Talks at Google Tips: How designing for accessibility improves user experiences for everyone

By Jamie Rosenstein, Staff Writer and Senior Producer | Product Inclusion

At Google, we have a speaker series primarily run by passionate Googlers outside of their core roles, known as Talks at Google. Talks at Google brings in influential creators, makers, thinkers, and doers to deliver — you guessed it— a talk at Google. True to Google's mission, the talks are recorded and shared on YouTube and Twitter, making the information available and accessible to all. With well over 4,000 Talks at Google to date and twelve new talks happening each week, there is no shortage of content, including a wide spectrum of experts talking about inclusive product design and development.

In the spirit of making this wealth of content more approachable and digestible, each month we will provide Talks at Google Tips. These key takeaways will come from three wide-ranging Talks at Google that touch on the importance of not only building for diversity—specifically diverse abilities in this edition — but also the importance of highlighting diverse perspectives throughout the entire development and design process. 

Mark Barlet, AbleGamers Founder

Mark Barlet founded AbleGamers to create a more inclusive gaming culture, where everyone has the opportunity to participate and connect with others through video games. Video games offer people a way to disconnect from the stress of the real world and connect with other players. People with mobility impairments can often be socially isolated, and they rely heavily on the internet and technology to connect with others. Clearly, there is a moral imperative to ensure gaming is accessible to those who need it most, but Mark also used the business case to effectively impact the now 64 billion dollar gaming industry.

Tips from Mark (from his Talk at Google, edited for clarity):

1. People with disabilities don’t want to play a watered down game targeted for their disability. They want to play games that include people with their disability.

2. Games created specifically for people with disabilities are often isolating and patronizing. They further alienate them from their peer groups.
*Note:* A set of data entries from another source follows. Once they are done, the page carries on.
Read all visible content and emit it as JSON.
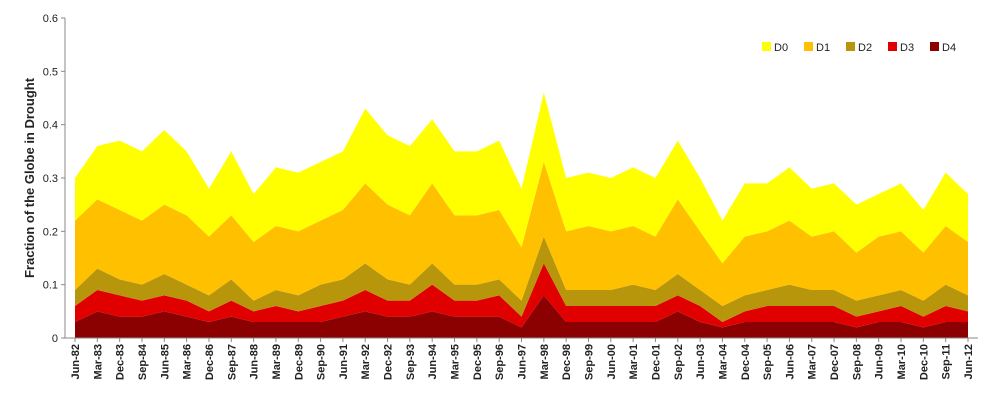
{
  "chart_data": {
    "type": "stacked_area",
    "ylabel": "Fraction of the Globe in Drought",
    "categories": [
      "Jun-82",
      "Mar-83",
      "Dec-83",
      "Sep-84",
      "Jun-85",
      "Mar-86",
      "Dec-86",
      "Sep-87",
      "Jun-88",
      "Mar-89",
      "Dec-89",
      "Sep-90",
      "Jun-91",
      "Mar-92",
      "Dec-92",
      "Sep-93",
      "Jun-94",
      "Mar-95",
      "Dec-95",
      "Sep-96",
      "Jun-97",
      "Mar-98",
      "Dec-98",
      "Sep-99",
      "Jun-00",
      "Mar-01",
      "Dec-01",
      "Sep-02",
      "Jun-03",
      "Mar-04",
      "Dec-04",
      "Sep-05",
      "Jun-06",
      "Mar-07",
      "Dec-07",
      "Sep-08",
      "Jun-09",
      "Mar-10",
      "Dec-10",
      "Sep-11",
      "Jun-12"
    ],
    "series": [
      {
        "name": "D0",
        "color": "#ffff00",
        "values": [
          0.08,
          0.1,
          0.13,
          0.13,
          0.14,
          0.12,
          0.09,
          0.12,
          0.09,
          0.11,
          0.11,
          0.11,
          0.11,
          0.14,
          0.13,
          0.13,
          0.12,
          0.12,
          0.12,
          0.13,
          0.11,
          0.13,
          0.1,
          0.1,
          0.1,
          0.11,
          0.11,
          0.11,
          0.1,
          0.08,
          0.1,
          0.09,
          0.1,
          0.09,
          0.09,
          0.09,
          0.08,
          0.09,
          0.08,
          0.1,
          0.09
        ]
      },
      {
        "name": "D1",
        "color": "#ffc000",
        "values": [
          0.13,
          0.13,
          0.13,
          0.12,
          0.13,
          0.13,
          0.11,
          0.12,
          0.11,
          0.12,
          0.12,
          0.12,
          0.13,
          0.15,
          0.14,
          0.13,
          0.15,
          0.13,
          0.13,
          0.13,
          0.1,
          0.14,
          0.11,
          0.12,
          0.11,
          0.11,
          0.1,
          0.14,
          0.11,
          0.08,
          0.11,
          0.11,
          0.12,
          0.1,
          0.11,
          0.09,
          0.11,
          0.11,
          0.09,
          0.11,
          0.1
        ]
      },
      {
        "name": "D2",
        "color": "#b8960c",
        "values": [
          0.03,
          0.04,
          0.03,
          0.03,
          0.04,
          0.03,
          0.03,
          0.04,
          0.02,
          0.03,
          0.03,
          0.04,
          0.04,
          0.05,
          0.04,
          0.03,
          0.04,
          0.03,
          0.03,
          0.03,
          0.03,
          0.05,
          0.03,
          0.03,
          0.03,
          0.04,
          0.03,
          0.04,
          0.03,
          0.03,
          0.03,
          0.03,
          0.04,
          0.03,
          0.03,
          0.03,
          0.03,
          0.03,
          0.03,
          0.04,
          0.03
        ]
      },
      {
        "name": "D3",
        "color": "#e00000",
        "values": [
          0.03,
          0.04,
          0.04,
          0.03,
          0.03,
          0.03,
          0.02,
          0.03,
          0.02,
          0.03,
          0.02,
          0.03,
          0.03,
          0.04,
          0.03,
          0.03,
          0.05,
          0.03,
          0.03,
          0.04,
          0.02,
          0.06,
          0.03,
          0.03,
          0.03,
          0.03,
          0.03,
          0.03,
          0.03,
          0.01,
          0.02,
          0.03,
          0.03,
          0.03,
          0.03,
          0.02,
          0.02,
          0.03,
          0.02,
          0.03,
          0.02
        ]
      },
      {
        "name": "D4",
        "color": "#8b0000",
        "values": [
          0.03,
          0.05,
          0.04,
          0.04,
          0.05,
          0.04,
          0.03,
          0.04,
          0.03,
          0.03,
          0.03,
          0.03,
          0.04,
          0.05,
          0.04,
          0.04,
          0.05,
          0.04,
          0.04,
          0.04,
          0.02,
          0.08,
          0.03,
          0.03,
          0.03,
          0.03,
          0.03,
          0.05,
          0.03,
          0.02,
          0.03,
          0.03,
          0.03,
          0.03,
          0.03,
          0.02,
          0.03,
          0.03,
          0.02,
          0.03,
          0.03
        ]
      }
    ],
    "ylim": [
      0,
      0.6
    ],
    "yticks": [
      0,
      0.1,
      0.2,
      0.3,
      0.4,
      0.5,
      0.6
    ],
    "grid": false,
    "legend": "upper right"
  }
}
3. Gamers with disabilities would rather see a game be created, even if they can’t play it, than that game not be created at all. Ultimately, gamers want to see games advance and evolve, with the hope that they will become more inclusive and immersive. 
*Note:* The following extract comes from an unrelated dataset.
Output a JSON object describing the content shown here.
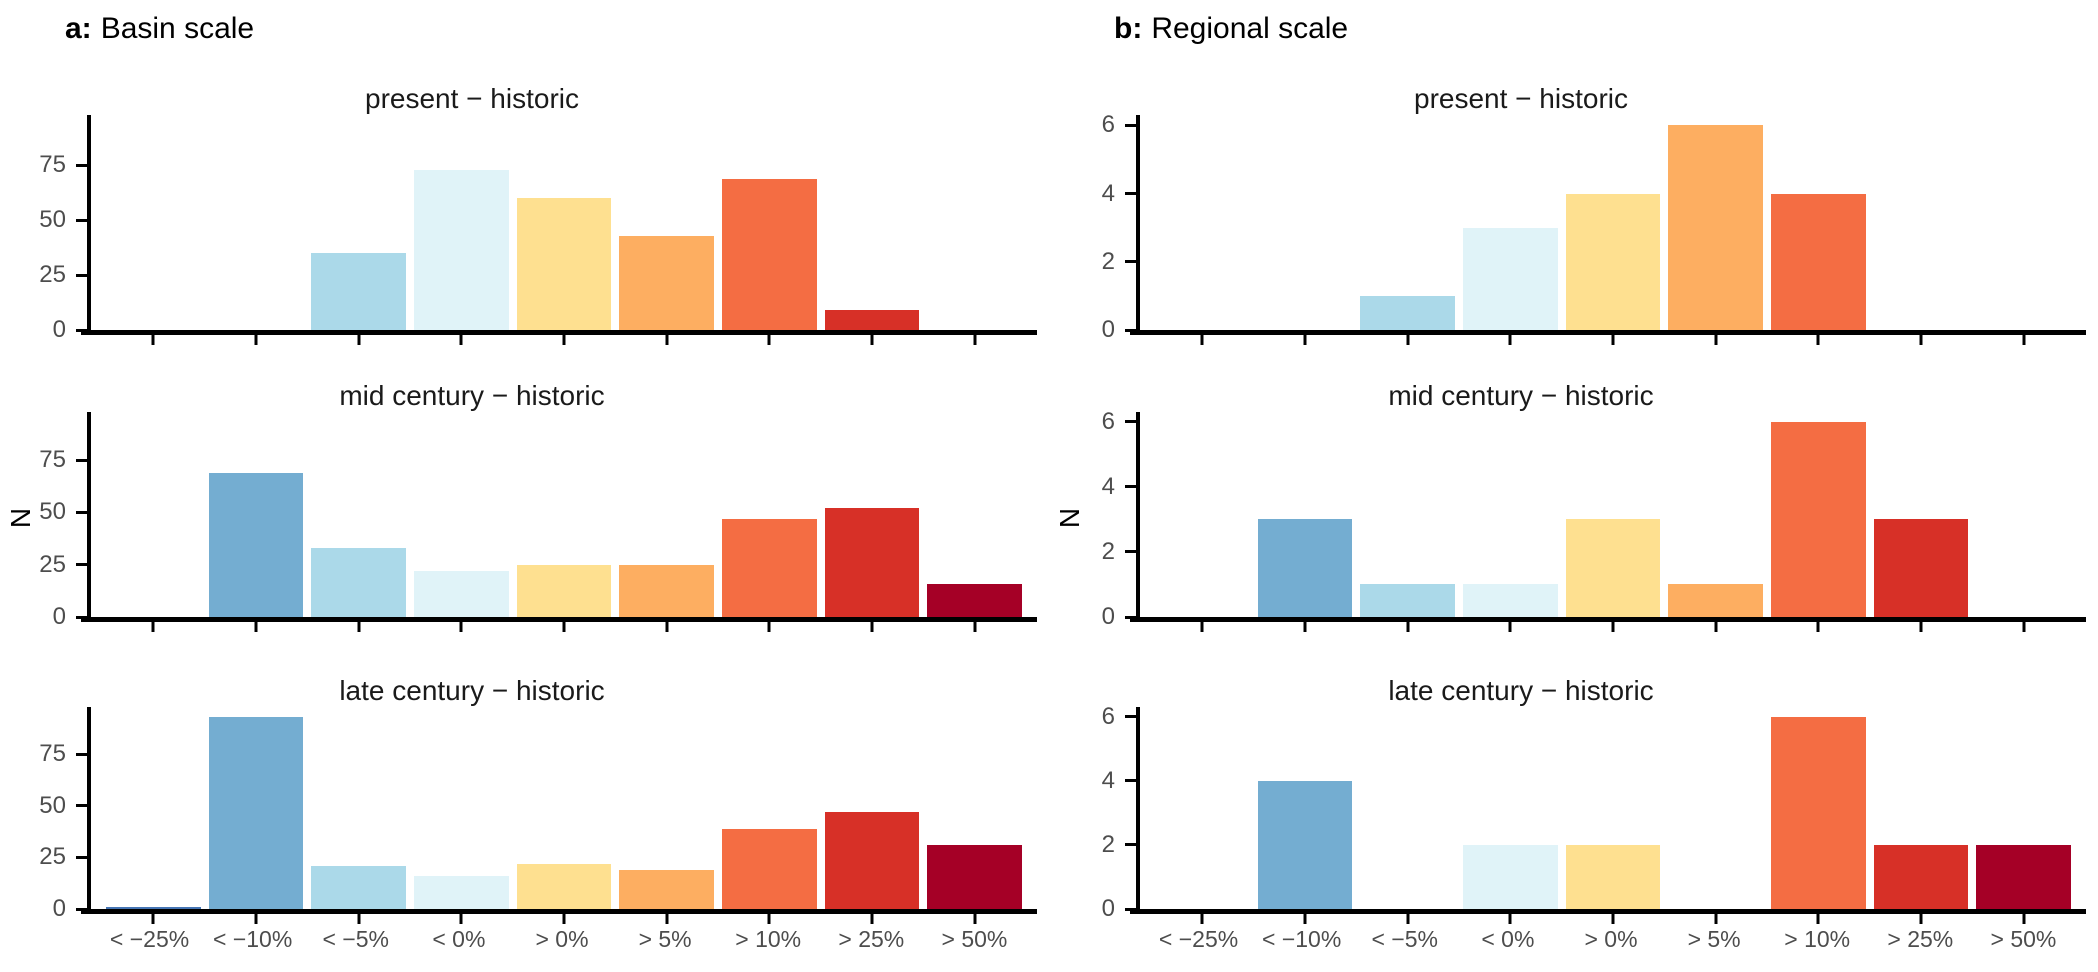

Cyrus Habib, Washington Lt. Governor

Washington Lt. Governor Cyrus Habib, who became blind at age eight due to a rare childhood eye cancer, shares his personal journey of being disrupted and rescued by technology, a cycle that touches everyone but is especially pronounced for those with disabilities. Through his experience finding technologies that worked for him and devising creative solutions when none were available, Cyrus shares firsthand how technology disportionately supports (or hinders) those with disabilities. He explains that designing for different abilities does more than support one group— it leads to innovations and all types of unforeseen positive consequences. For example, voice assistant technology was primarily for people with disabilities five years ago, but now it is used by hundreds of millions of people around the world through Google Home, Alexa, and Siri.

Tips from Cyrus (from his Talk at Google, edited for clarity):

1. Think about whatever you’re doing now and then think about how people of all different abilities would want to accomplish the same task. The minute you do that you will be creative.
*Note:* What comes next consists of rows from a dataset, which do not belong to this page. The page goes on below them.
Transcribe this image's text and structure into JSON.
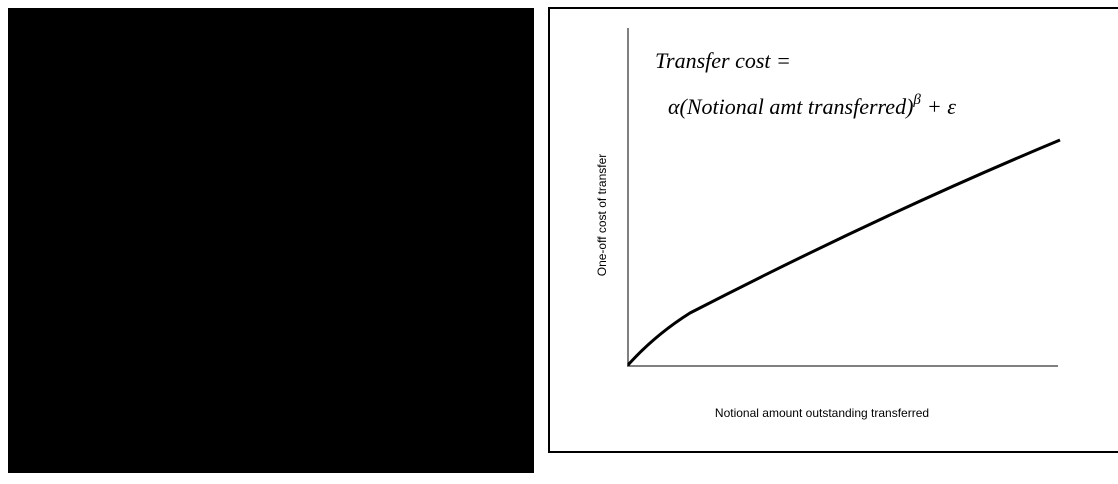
{
  "figure": {
    "formula": {
      "line1": "Transfer cost =",
      "line2_base": "α(Notional amt transferred)",
      "exponent": "β",
      "line2_tail": "+ ε"
    },
    "y_axis_label": "One-off cost of transfer",
    "x_axis_label": "Notional amount outstanding transferred"
  }
}
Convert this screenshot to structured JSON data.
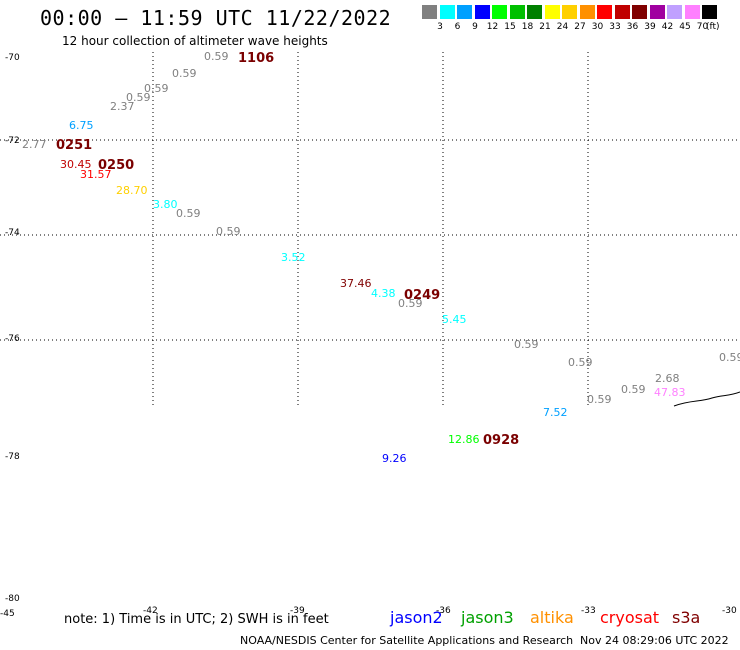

2. There is an economic opportunity for everyone to make money and innovate by thinking not about those with a disability as an afterthought, but by having them be a core part of a multi-ability approach toward product design and development.

3. You should be asking your colleagues what emerging technologies might be disruptive to them and your colleagues should have disabilities. You want people of all abilities not just to make sure people with a certain disability can use your products, but to also figure out what might be interesting for others. Think about what has market value and which alternative user experiences you can metastasize outside the disability context into a broader use case scenario.


Gaelynn Lea, American Folk Singer, Violinist, and Disability Advocate

Gaelynn Lea is an American folk singer and violinist. Born with Osteogenesis Imperfecta (brittle bone disease), Gaelynn discovered her passion for creating music in the fifth grade and worked with her teacher to develop creative ways to play the violin. “My whole life has been spent figuring stuff out. I wasn’t sure how I was going to play but I figured it out,” shares Gaelynn.

Tips from Gaelynn (from her Talk at Google, edited for clarity):

1. Have disability pride. The problem is not the disability itself but rather society’s inaccessibility. Reframe disability so that society contributes to accessibility.

2. Disability is often far out of the public sphere, so it is important to indicate when people with a disability are not represented.

3. Many seemingly small friction points add up overtime. Accessibility can be prioritized with more conversations and creative solutions.